Pérolas Indie - The Zero Theorem (2013)

Realizado por Terry Gilliam
Com Christoph Waltz, David Thewlis, Mélanie Thierry
Género - Drama

Sinopse - Qohen vive isolado numa antiga igreja incendiada, à espera de um telefonema, convencido que este lhe dará as respostas que ele tanto procura. Ele trabalha num projeto misterioso, instruído por "Management", com o objetivo de resolver o teorema zero e descobrir a razão da existência - ou a falta dela - de uma vez por todas. Mas a sua solitária existência é interrompida pelas visitas da sensual Bainsley e de Bob, o filho prodígio do "Management". Entretanto, quando ele experimenta o poder do amor e do desejo é capaz de entender sua própria razão de ser.

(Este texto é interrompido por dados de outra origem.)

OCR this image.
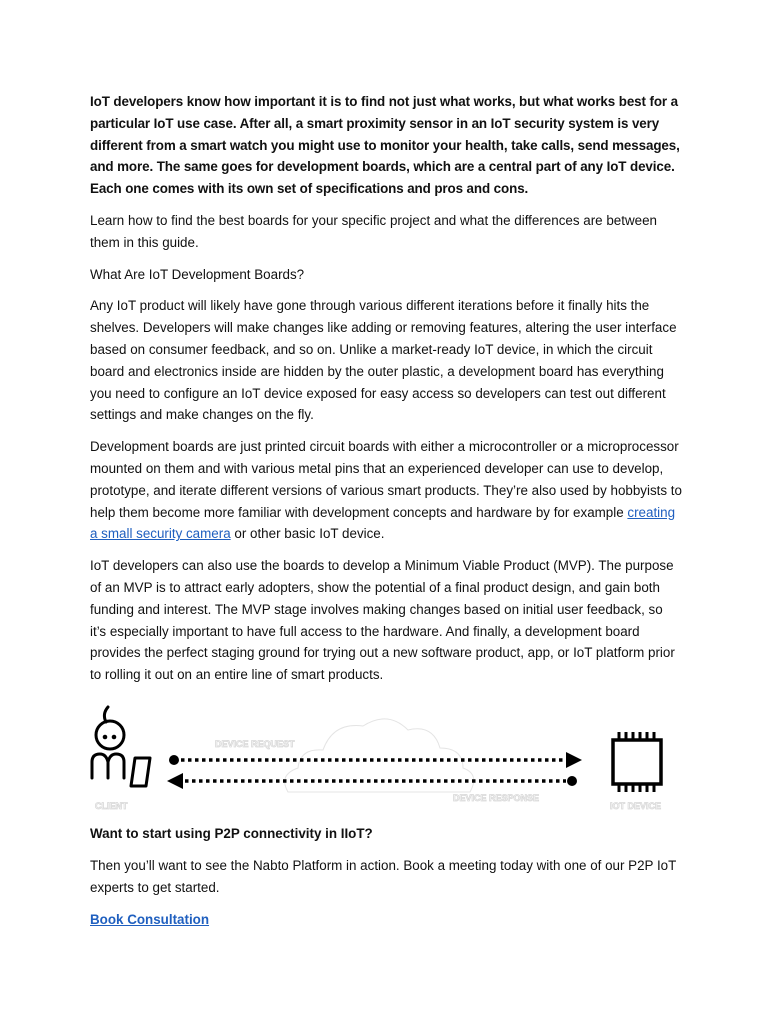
IoT developers know how important it is to find not just what works, but what works best for a particular IoT use case. After all, a smart proximity sensor in an IoT security system is very different from a smart watch you might use to monitor your health, take calls, send messages, and more. The same goes for development boards, which are a central part of any IoT device. Each one comes with its own set of specifications and pros and cons.

Learn how to find the best boards for your specific project and what the differences are between them in this guide.

What Are IoT Development Boards?

Any IoT product will likely have gone through various different iterations before it finally hits the shelves. Developers will make changes like adding or removing features, altering the user interface based on consumer feedback, and so on. Unlike a market-ready IoT device, in which the circuit board and electronics inside are hidden by the outer plastic, a development board has everything you need to configure an IoT device exposed for easy access so developers can test out different settings and make changes on the fly.

Development boards are just printed circuit boards with either a microcontroller or a microprocessor mounted on them and with various metal pins that an experienced developer can use to develop, prototype, and iterate different versions of various smart products. They’re also used by hobbyists to help them become more familiar with development concepts and hardware by for example creating a small security camera or other basic IoT device.

IoT developers can also use the boards to develop a Minimum Viable Product (MVP). The purpose of an MVP is to attract early adopters, show the potential of a final product design, and gain both funding and interest. The MVP stage involves making changes based on initial user feedback, so it’s especially important to have full access to the hardware. And finally, a development board provides the perfect staging ground for trying out a new software product, app, or IoT platform prior to rolling it out on an entire line of smart products.

DEVICE REQUEST
DEVICE RESPONSE
CLIENT	IOT DEVICE
Want to start using P2P connectivity in IIoT?
Then you’ll want to see the Nabto Platform in action. Book a meeting today with one of our P2P IoT experts to get started.
Book Consultation
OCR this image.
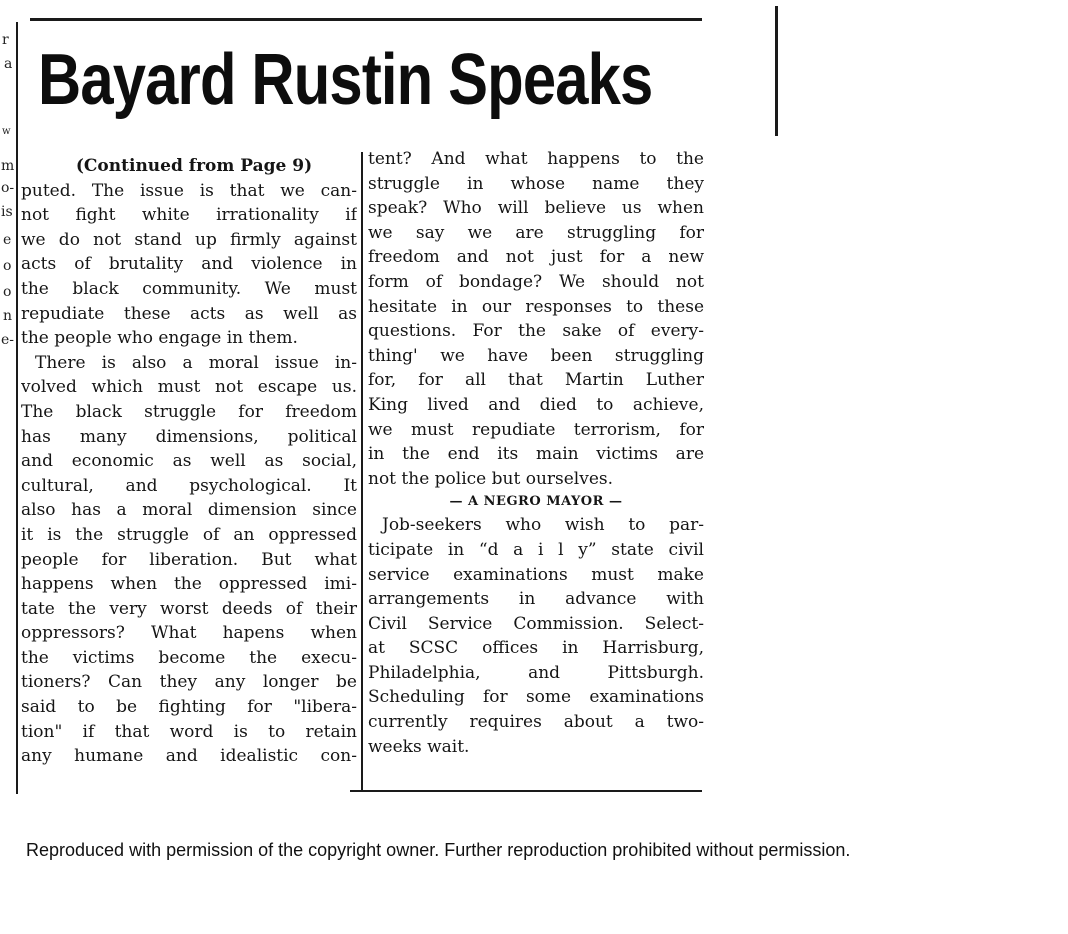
r
a
w
m
o-
is
e
o
o
n
e-
Bayard Rustin Speaks
(Continued from Page 9)
puted. The issue is that we can-
not fight white irrationality if
we do not stand up firmly against
acts of brutality and violence in
the black community. We must
repudiate these acts as well as
the people who engage in them.
There is also a moral issue in-
volved which must not escape us.
The black struggle for freedom
has many dimensions, political
and economic as well as social,
cultural, and psychological. It
also has a moral dimension since
it is the struggle of an oppressed
people for liberation. But what
happens when the oppressed imi-
tate the very worst deeds of their
oppressors? What hapens when
the victims become the execu-
tioners? Can they any longer be
said to be fighting for "libera-
tion" if that word is to retain
any humane and idealistic con-
tent? And what happens to the
struggle in whose name they
speak? Who will believe us when
we say we are struggling for
freedom and not just for a new
form of bondage? We should not
hesitate in our responses to these
questions. For the sake of every-
thing' we have been struggling
for, for all that Martin Luther
King lived and died to achieve,
we must repudiate terrorism, for
in the end its main victims are
not the police but ourselves.
— A NEGRO MAYOR —
Job-seekers who wish to par-
ticipate in “d a i l y” state civil
service examinations must make
arrangements in advance with
Civil Service Commission. Select-
at SCSC offices in Harrisburg,
Philadelphia, and Pittsburgh.
Scheduling for some examinations
currently requires about a two-
weeks wait.
Reproduced with permission of the copyright owner. Further reproduction prohibited without permission.
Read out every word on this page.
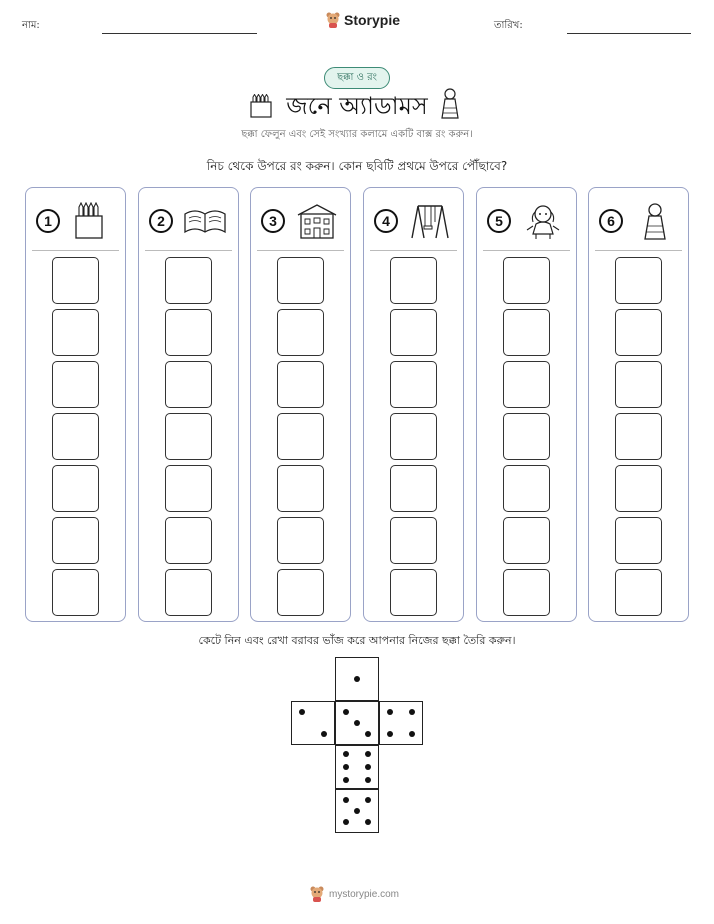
নাম:	Storypie	তারিখ:
ছক্কা ও রং
জনে অ্যাডামস
ছক্কা ফেলুন এবং সেই সংখ্যার কলামে একটি বাক্স রং করুন।
নিচ থেকে উপরে রং করুন। কোন ছবিটি প্রথমে উপরে পৌঁছাবে?
1	2	3	4	5	6
কেটে নিন এবং রেখা বরাবর ভাঁজ করে আপনার নিজের ছক্কা তৈরি করুন।
mystorypie.com
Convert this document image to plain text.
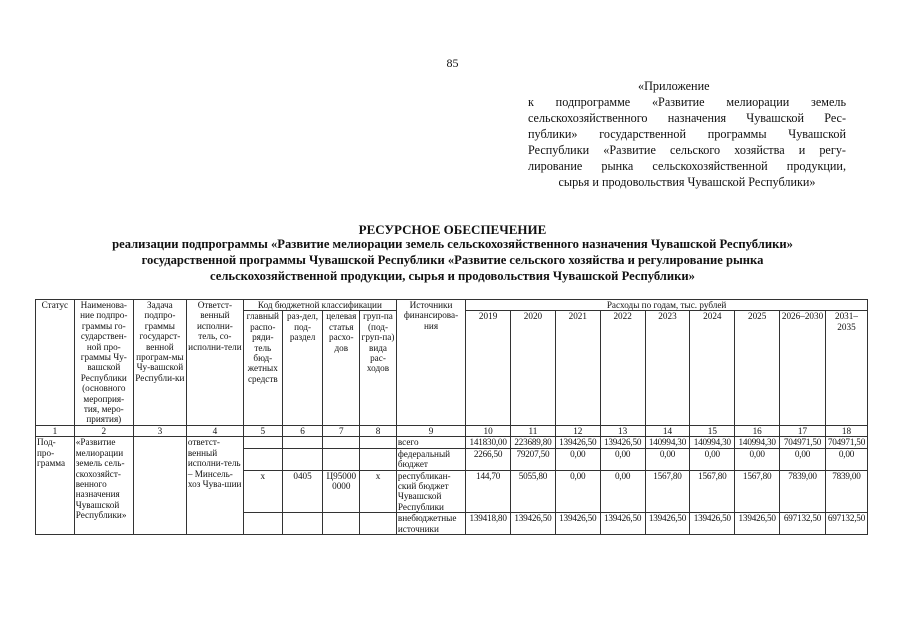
85
«Приложение
к подпрограмме «Развитие мелиорации земель
сельскохозяйственного назначения Чувашской Рес-
публики» государственной программы Чувашской
Республики «Развитие сельского хозяйства и регу-
лирование рынка сельскохозяйственной продукции,
сырья и продовольствия Чувашской Республики»
РЕСУРСНОЕ ОБЕСПЕЧЕНИЕ
реализации подпрограммы «Развитие мелиорации земель сельскохозяйственного назначения Чувашской Республики»
государственной программы Чувашской Республики «Развитие сельского хозяйства и регулирование рынка
сельскохозяйственной продукции, сырья и продовольствия Чувашской Республики»
Статус	Наименова-ние подпро-граммы го-сударствен-ной про-граммы Чу-вашской Республики (основного мероприя-тия, меро-приятия)	Задача подпро-граммы государст-венной програм-мы Чу-вашской Республи-ки	Ответст-венный исполни-тель, со-исполни-тели	Код бюджетной классификации				Источники финансирова-ния	Расходы по годам, тыс. рублей								
				главный распо-ряди-тель бюд-жетных средств	раз-дел, под-раздел	целевая статья расхо-дов	груп-па (под-груп-па) вида рас-ходов		2019	2020	2021	2022	2023	2024	2025	2026–2030	2031–2035

1	2	3	4	5	6	7	8	9	10	11	12	13	14	15	16	17	18
Под-про-грамма	«Развитие мелиорации земель сель-скохозяйст-венного назначения Чувашской Республики»		ответст-венный исполни-тель – Минсель-хоз Чува-шии					всего	141830,00	223689,80	139426,50	139426,50	140994,30	140994,30	140994,30	704971,50	704971,50
								федеральный бюджет	2266,50	79207,50	0,00	0,00	0,00	0,00	0,00	0,00	0,00
				х	0405	Ц95000 0000	х	республикан-ский бюджет Чувашской Республики	144,70	5055,80	0,00	0,00	1567,80	1567,80	1567,80	7839,00	7839,00
								внебюджетные источники	139418,80	139426,50	139426,50	139426,50	139426,50	139426,50	139426,50	697132,50	697132,50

Crítica - Tal como o próprio Terry Gilliam, "The Zero Theorem" é extravagante, complexo e por vezes imperceptível. É certo que está longe de ser um dos melhores projetos deste consagrado e imaginativo cineasta, mas qualquer um consegue ver o seu toque bem particular nesta obra futurista e satírica, onde o humor negro e o drama psicológico unem-se numa espécie de paródia ao futuro da nossa sociedade tecnológica. É um filme estranho, sem dúvida, com muitas coisas sem sentido e uma excentricidade sem rival, mas para quem aprecie o estilo próprio de Gilliam e/ou para quem vibre com projetos exagerados e completamente fora do espectro comum, "The Zero Theorem" promete ser uma viagem cinematográfica bem passada e repleta de surpresas. Já para quem não se enquadra em nenhuma destas categorias específicas, então receio bem que esta longa metragem bem específica não passará de uma grande perda de tempo sem qualquer sentido. É portanto um filme muito próprio com um público alvo muito particular, sendo por isso o exemplo perfeito de um filme que se ama ou que se odeia, porque é impossível ficar com uma opinião neura em relação a um projeto tão singular e peculiar como este. Sendo por isso perfeitamente compreensível que exista quem o considera uma obra prima ou então um pedaço de lixo sem relevo. 
Tal como o perplexo e extravagante "Brazil", "The Zero Theorem" transporta o espectador para uma espécie de sátira poética e até bastante constrangedora do possível futuro da nossa sociedade, sendo certo que esta complexa sátira não é nada fácil de dissecar porque é bastante agressiva na forma como oculta as mensagens metafisicas e cerebrais que pretende passar para o público. Cabe a este a difícil tarefa de decifrar todos os pontos nevrálgico que Gilliam pretende transmitir com a jornada de Qohen, uma personagem estranha que tenta compreender um mundo impessoal mas repleto de noções de religião, amizade, amor ou tecnologia que reforçam a Humanidade no seio de um Universo frio e distante. É impossível encontrar no seu guião uma resposta básica e fácil para explicar o seu sentido, porque não estamos perante um filme fácil de ver ou contextualizar, mas sim perante um conjunto de pontos psicológicos, filosóficos e proféticos que separadamente são estranhos, mas que em conjunto com tudo o resto que vemos acabam por montar um puzzle credível e interessante que reforça um espectro de excentricidade e loucura futurista. Há que dar mérito a Terry Gilliam por, mais uma vez, ter conseguido jogar com o humor e a seriedade para criar um quadro profundo mas exagerado que tem no seu epicentro um estranho paralelismo com o possível futuro da Humanidade e as questões de um Universo técnico. O poder desta mensagem sem esperança e de consequências trágicas é ainda reforçado por um conjunto de cenários claustrofóbicos e frios, que reforçam a dimensão negativa e impessoal da realidade futurista. Tais cenários ajudam também a aproximar as personagens e a agigantar as suas tão importantes interacções que, no fundo, dão um grande calor humano e emocional a este projeto.
Um dos principais alicerces de "The Zero Theorem" reside na enigmática performance de Christoph Waltz que mostra, aqui, que também consegue ser um grande ator longe da violência dos projetos de Quentin Tarantino. A sua performance é poderosa e suficientemente pessoal para dar uma dimensão credível à sua enigmática personagem, sobre a qual gira toda a história do filme e todas as suas mensagens de amor, poder e crença. Os astros Mélanie Thierry, David Thewlis, Lucas Hedges e, claro, Tilda Swinton ajudam também, com as suas respetivas personagens, a darem algum sentido e força a este drama futuristico que, mais uma vez, reforça a imaginação de Terry Gilliam, bem como a sua capacidade para criar um filme perplexo e singular que apresenta ao mundo algumas personagens intrigantes. Entre estes exemplos contam-se o socialmente complexo Qohen ou o universalmente poderoso Management (Voz de Matt Damon), que pode muito bem ser descrito como uma versão pseudo humana e menos aguerrida do vilanesco Matrix.